Ravindran, a Methodist Boy’s School alumnus, commutes to his stall from his residence in Air Itam before dawn. “We wake up at around 5am every day and get here by 6am to freshly mix the batter – which consists of flour, eggs, sugar and coconut milk – and to prepare for the day.

“It usually takes about 15 minutes to get the charcoal fire going. When the fire is hot enough, we would place the chatti – the traditional clay pot used by Indians to cook all sorts of delicacies – on the brazier.” According to Ravindran, a chatti of decent quality can be used for about four months, after which it would need to be replaced.

Sai Ravindran's apom recipe calls for an egg to be cracked onto the apom while it is being cooked.

Ravindran prices his apom at RM4 for a set of five. “Despite the fluctuating price of sugar, eggs and coconut milk – which is quite expensive these days – we still manage to generate a fair amount of profit out of our business. All our ingredients are sourced locally from the wet markets, including banana leaves and charcoal.”

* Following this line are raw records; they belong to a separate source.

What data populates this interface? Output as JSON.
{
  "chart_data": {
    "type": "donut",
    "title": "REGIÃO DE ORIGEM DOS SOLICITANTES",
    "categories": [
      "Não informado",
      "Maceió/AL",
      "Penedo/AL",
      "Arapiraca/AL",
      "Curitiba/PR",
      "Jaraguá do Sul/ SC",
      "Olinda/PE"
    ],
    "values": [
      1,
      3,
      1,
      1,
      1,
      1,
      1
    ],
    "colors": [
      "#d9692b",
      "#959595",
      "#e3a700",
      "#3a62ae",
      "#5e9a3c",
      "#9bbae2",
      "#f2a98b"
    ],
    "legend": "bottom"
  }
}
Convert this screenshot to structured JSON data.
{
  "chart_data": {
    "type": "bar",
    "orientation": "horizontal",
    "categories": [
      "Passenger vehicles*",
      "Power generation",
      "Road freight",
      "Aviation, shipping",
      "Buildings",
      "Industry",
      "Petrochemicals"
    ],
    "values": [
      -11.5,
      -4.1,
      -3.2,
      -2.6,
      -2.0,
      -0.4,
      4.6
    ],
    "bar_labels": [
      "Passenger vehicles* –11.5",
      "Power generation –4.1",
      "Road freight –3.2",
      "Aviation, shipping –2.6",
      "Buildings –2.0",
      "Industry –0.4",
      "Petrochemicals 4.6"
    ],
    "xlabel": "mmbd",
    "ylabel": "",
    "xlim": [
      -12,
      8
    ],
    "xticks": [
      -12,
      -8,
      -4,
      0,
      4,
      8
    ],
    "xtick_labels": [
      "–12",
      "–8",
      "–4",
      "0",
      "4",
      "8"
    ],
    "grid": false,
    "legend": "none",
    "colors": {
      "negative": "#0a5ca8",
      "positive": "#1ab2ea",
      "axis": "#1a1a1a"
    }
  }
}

And with each generation, toppings du jour are added to the humble apom. Even so, many still stick to making authentic frills-free apom, which Ravindran says his older customers prefer.

“The version of apom in India tastes rather sour and is usually served with fresh coconut milk and brown sugar on the side for you to dip your apom. Sri Lankan appam tastes salty and is even served with curry,” Ravindran reveals. “It was during my father’s time that more and more of his customers asked for half-boiled eggs as a side dish to complement the apom, prompting him to modify the dish by incorporating eggs into it, which we continue to do today.

“Both my sons are selling apom, making them the third generation to carry on the business – one of them is selling at One Corner Cafe located on Jalan Bawasah, while the other sells at Pulau Tikus Market in the evening. They make enough for a living, and are also proud of continuing the family trade, which we see as part of our local history and heritage. We are truly an apom family!”

The Editor would like to apologise for the earlier misnomer in confusing the apom with the apom balik.